This change is the linchpin of the token provider architecture. Instead of directly accessing $this->token, the code now calls getAuthToken() which returns the provider's token if one is configured, otherwise falls back to the static token. This enables automatic token refresh through providers like EKS or OpenShift OAuth.

190-220: callWithToken() is correctly implemented with appropriate caveats.

The method does what it says on the tin: temporarily swaps in a specific token, makes the call, then restores the original state. The docblock warning about async unsafety is accurate—PHP's standard request model is synchronous, but anyone using ReactPHP or similar should take note.

The public visibility is required since ServiceAccountTokenProvider calls this on an external KubernetesCluster instance, not from within the class hierarchy. This was already hashed out in previous review rounds.

src/Auth/TokenProvider.php (1)

19-26: Lazy refresh pattern in getToken() is correct.

The method refreshes when the token is null or expired, then returns the (now-fresh) token. This ensures callers always get a valid token without needing to manage refresh timing themselves.

src/Auth/ExecCredentialProvider.php (3)

24-40: Constructor correctly parses Kubernetes exec credential config.

The constructor handles the kubeconfig exec structure properly: extracting command, args, apiVersion, installHint, provideClusterInfo, and the name/value env array format. The fallback for apiVersion to client.authentication.k8s.io/v1 matches current Kubernetes defaults.

49-84: refresh() correctly implements Kubernetes exec credential protocol.

The command execution properly escapes arguments, merges environment variables (intentionally including AWS credentials for EKS support), and sets KUBERNETES_EXEC_INFO when provideClusterInfo is enabled. The error handling includes the optional installHint for user-friendly guidance.

The full environment merge was discussed in prior reviews—it's intentional to support exec providers that rely on ambient credentials (AWS, GCP, etc.).

86-113: JSON parsing with proper error handling—fixed as requested.

The JSON_THROW_ON_ERROR flag with try/catch cleanly separates JSON parse failures from missing token fields. Including a truncated output snippet in the error message aids debugging without flooding logs with potentially large credential outputs.

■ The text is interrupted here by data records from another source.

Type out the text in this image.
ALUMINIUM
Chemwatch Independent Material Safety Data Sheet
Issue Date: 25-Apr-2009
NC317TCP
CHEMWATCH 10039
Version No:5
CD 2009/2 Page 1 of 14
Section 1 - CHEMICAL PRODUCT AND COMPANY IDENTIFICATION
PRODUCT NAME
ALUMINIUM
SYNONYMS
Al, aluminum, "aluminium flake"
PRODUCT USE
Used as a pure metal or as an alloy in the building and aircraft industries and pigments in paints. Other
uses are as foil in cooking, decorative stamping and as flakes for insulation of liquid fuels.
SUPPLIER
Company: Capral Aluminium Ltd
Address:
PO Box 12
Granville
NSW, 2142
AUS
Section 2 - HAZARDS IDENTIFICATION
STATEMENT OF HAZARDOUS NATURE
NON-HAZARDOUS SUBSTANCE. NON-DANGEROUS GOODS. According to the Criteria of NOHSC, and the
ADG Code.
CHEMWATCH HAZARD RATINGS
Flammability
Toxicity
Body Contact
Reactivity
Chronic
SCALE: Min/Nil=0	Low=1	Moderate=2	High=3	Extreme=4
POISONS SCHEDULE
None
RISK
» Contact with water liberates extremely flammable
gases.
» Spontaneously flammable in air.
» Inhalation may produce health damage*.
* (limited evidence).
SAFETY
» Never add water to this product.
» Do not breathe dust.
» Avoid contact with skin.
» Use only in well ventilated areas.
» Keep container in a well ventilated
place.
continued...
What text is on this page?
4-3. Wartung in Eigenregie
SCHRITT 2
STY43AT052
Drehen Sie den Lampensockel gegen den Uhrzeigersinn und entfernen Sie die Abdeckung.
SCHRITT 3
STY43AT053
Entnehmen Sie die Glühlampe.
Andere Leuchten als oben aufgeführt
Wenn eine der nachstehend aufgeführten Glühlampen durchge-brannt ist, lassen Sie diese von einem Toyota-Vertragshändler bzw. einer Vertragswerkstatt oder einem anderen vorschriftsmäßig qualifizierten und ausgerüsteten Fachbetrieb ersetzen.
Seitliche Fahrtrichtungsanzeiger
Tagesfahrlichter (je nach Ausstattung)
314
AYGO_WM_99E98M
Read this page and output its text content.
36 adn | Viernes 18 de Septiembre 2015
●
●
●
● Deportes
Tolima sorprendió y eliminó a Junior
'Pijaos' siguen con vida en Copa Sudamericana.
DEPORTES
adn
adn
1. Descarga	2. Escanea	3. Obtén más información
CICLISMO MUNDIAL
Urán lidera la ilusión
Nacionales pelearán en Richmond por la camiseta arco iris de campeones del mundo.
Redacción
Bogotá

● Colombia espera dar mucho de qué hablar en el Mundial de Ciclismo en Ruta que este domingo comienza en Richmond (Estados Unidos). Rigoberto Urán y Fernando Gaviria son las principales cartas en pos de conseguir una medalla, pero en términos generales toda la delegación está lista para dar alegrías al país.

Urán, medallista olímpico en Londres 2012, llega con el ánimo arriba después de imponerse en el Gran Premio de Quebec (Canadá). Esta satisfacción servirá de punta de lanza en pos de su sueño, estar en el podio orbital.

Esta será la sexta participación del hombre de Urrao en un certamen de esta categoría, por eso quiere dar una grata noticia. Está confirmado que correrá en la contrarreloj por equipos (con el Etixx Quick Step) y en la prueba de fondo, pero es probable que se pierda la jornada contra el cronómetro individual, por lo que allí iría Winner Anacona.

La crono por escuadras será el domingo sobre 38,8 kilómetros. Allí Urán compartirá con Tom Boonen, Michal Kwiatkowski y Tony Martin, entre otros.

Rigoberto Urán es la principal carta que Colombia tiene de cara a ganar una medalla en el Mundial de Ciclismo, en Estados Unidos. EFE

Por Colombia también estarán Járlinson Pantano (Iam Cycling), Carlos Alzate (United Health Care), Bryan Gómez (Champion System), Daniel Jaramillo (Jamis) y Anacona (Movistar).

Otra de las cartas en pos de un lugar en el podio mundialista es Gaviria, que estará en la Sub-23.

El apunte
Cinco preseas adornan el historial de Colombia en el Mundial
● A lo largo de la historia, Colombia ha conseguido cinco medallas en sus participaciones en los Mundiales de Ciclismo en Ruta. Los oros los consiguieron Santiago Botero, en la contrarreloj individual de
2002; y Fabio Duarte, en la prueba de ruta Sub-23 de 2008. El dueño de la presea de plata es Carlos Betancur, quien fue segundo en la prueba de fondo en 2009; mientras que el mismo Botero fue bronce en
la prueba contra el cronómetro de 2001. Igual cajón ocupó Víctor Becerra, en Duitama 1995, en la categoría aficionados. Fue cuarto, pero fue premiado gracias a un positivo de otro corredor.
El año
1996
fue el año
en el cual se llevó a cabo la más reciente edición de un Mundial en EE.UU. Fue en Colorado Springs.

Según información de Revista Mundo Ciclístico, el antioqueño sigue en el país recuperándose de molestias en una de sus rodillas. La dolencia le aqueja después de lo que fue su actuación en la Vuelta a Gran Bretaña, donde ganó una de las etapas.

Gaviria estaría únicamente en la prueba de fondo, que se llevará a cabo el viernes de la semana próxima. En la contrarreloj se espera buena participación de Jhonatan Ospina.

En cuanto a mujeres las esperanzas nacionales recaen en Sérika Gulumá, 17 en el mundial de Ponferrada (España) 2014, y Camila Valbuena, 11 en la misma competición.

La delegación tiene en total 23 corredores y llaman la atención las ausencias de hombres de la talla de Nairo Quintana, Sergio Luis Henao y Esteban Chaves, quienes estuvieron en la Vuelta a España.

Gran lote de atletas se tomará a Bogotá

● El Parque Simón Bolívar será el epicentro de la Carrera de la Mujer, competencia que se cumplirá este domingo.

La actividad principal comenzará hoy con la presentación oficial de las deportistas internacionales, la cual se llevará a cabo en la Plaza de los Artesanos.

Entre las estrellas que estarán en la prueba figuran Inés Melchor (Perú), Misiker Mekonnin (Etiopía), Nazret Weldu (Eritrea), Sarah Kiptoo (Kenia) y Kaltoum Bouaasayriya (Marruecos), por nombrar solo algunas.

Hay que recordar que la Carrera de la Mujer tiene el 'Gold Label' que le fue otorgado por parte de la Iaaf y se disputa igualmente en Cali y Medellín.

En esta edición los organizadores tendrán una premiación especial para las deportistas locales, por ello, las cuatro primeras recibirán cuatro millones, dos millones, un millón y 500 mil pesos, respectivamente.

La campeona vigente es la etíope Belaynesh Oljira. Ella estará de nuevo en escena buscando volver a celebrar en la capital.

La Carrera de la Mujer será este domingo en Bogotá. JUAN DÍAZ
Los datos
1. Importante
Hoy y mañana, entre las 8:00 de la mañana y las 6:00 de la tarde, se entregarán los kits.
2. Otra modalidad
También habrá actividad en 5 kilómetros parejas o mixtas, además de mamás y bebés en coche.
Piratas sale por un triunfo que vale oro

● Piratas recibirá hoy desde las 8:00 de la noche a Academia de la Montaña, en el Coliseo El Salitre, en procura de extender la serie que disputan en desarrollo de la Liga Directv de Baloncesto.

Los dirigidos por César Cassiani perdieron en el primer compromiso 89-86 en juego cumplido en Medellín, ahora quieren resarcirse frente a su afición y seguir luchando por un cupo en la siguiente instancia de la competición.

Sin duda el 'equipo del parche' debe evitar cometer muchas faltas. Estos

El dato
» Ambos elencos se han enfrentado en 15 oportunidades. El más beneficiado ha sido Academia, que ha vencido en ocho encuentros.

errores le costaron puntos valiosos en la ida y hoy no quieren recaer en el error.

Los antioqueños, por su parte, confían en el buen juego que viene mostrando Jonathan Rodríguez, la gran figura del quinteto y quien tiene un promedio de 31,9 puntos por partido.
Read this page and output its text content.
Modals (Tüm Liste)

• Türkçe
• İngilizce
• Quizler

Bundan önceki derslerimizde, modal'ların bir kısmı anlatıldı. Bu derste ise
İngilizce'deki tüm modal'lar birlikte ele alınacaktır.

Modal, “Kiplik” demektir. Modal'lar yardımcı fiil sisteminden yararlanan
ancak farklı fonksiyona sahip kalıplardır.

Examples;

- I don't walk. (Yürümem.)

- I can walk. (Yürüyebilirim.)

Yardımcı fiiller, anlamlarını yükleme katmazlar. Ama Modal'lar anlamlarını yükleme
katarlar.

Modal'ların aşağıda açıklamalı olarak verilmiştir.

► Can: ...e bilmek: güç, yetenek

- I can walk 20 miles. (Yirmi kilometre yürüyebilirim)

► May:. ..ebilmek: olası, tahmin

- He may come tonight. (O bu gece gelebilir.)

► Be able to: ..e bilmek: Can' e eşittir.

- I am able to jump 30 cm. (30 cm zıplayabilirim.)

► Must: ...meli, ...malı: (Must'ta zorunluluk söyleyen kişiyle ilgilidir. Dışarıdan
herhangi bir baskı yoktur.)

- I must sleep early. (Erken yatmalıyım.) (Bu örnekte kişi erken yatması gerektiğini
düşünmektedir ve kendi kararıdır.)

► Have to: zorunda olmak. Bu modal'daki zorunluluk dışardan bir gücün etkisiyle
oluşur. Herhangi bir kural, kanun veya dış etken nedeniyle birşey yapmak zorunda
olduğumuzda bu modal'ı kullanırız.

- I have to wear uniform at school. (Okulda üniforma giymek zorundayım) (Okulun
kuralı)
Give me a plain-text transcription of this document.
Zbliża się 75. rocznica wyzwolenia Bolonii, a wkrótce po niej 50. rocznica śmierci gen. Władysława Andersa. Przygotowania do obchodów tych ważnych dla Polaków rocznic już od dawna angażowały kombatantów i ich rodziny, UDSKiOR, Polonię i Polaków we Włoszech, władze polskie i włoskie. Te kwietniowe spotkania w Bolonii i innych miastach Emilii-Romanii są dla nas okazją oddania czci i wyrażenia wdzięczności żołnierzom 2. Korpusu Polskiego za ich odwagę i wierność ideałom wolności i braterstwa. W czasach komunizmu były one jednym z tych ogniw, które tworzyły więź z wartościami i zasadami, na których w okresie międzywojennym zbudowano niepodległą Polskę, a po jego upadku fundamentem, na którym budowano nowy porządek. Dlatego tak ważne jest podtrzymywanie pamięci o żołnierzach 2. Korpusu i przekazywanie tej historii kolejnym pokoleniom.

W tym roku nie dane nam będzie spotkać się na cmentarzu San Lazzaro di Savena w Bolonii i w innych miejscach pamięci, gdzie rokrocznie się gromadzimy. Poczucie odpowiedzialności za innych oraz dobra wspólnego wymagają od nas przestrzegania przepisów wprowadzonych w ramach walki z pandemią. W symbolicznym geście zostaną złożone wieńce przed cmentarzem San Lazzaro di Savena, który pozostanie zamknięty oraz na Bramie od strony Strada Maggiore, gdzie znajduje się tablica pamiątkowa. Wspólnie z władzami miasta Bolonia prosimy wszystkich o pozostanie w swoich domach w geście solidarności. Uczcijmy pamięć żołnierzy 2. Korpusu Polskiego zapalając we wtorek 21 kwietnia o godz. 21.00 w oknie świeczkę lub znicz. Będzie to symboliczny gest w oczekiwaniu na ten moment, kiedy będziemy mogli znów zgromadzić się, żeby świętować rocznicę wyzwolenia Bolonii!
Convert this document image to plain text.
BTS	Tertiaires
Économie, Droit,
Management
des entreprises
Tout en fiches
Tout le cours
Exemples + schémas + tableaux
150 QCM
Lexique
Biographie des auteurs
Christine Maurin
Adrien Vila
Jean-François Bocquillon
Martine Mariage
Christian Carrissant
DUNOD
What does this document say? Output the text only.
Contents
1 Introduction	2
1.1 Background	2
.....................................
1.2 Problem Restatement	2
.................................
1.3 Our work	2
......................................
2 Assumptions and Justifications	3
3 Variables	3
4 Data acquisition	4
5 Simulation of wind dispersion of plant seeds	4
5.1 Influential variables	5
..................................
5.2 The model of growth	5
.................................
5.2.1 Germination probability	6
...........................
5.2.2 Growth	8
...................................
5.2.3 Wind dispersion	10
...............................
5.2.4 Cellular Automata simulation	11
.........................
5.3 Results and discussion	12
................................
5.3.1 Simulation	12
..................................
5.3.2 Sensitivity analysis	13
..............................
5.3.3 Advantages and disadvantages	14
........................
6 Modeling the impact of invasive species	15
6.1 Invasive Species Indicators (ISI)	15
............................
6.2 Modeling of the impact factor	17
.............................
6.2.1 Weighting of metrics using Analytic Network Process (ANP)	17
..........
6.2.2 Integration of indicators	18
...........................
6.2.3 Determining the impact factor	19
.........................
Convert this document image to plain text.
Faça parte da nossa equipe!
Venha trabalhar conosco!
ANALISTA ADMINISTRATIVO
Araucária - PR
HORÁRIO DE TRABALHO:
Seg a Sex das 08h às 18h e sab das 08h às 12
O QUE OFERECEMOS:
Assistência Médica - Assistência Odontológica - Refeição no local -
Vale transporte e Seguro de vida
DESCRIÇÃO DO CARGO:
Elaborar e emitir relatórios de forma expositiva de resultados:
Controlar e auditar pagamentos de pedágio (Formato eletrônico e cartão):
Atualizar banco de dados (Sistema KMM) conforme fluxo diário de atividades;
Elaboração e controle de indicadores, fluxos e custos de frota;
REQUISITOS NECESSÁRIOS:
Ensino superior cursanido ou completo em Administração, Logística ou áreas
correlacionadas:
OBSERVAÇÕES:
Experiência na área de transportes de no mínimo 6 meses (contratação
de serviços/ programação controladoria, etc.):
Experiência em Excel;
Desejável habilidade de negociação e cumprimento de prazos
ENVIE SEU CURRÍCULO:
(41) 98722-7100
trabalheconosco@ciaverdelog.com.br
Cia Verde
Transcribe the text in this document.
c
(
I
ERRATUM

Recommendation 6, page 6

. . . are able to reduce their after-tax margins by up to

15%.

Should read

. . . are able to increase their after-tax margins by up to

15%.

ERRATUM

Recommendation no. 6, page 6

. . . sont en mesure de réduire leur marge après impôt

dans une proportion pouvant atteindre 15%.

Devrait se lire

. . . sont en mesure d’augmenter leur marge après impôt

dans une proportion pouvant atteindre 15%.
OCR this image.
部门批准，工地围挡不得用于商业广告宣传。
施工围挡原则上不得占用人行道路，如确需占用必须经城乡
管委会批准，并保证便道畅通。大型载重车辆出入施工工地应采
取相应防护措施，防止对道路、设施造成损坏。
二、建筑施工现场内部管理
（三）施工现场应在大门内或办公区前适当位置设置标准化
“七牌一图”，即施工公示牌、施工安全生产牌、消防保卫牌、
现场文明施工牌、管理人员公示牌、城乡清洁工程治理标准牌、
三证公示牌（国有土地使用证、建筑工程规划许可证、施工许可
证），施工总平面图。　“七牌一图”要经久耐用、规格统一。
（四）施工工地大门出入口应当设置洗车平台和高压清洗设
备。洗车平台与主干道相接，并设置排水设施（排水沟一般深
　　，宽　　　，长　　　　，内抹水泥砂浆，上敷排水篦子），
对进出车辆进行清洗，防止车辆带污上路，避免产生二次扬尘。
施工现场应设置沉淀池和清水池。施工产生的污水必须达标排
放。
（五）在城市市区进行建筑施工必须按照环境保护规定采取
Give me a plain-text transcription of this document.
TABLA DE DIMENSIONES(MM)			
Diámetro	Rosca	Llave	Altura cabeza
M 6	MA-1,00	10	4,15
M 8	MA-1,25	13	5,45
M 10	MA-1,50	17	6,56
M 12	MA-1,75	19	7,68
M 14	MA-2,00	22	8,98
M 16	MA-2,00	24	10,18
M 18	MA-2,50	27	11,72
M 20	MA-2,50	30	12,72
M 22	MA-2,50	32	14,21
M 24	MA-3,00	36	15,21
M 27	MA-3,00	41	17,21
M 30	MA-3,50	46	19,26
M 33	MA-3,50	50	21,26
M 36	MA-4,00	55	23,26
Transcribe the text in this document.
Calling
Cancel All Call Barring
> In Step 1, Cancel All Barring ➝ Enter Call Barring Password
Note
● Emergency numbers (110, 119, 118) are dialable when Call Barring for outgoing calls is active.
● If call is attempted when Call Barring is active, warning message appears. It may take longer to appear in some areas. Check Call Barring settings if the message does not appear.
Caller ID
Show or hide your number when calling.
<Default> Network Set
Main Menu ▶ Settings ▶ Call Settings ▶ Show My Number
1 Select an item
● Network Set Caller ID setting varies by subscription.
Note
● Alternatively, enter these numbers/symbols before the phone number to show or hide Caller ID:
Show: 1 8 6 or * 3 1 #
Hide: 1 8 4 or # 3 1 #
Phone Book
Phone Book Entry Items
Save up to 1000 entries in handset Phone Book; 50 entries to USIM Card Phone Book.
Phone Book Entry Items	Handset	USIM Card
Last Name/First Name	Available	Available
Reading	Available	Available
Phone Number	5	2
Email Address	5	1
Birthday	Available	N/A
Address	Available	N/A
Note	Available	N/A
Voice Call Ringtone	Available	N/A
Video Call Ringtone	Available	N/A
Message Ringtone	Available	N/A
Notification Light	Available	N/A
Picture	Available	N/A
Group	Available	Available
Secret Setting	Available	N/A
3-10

Setting expiresAt to null when no expiration timestamp is provided correctly signals to isExpired() that the token should be treated as non-expiring.

composer.json (2)

29-29: The composer/semver package is actively used in the codebase. It's imported and used in src/Traits/Cluster/ChecksClusterVersion.php for both Composer\Semver\Comparator and Composer\Semver\VersionParser. The addition is justified.

28-34: The symfony/process ^7.3.4 constraint is valid.

Version 7.3.4 exists on Packagist and is available for installation. No issue here.

tests/VolumeSnapshotContentTest.php (1)

1-179: LGTM - all previous issues resolved.

Both previously flagged issues have been properly addressed:

Dead array handling removed (line 42 now correctly asserts the single object)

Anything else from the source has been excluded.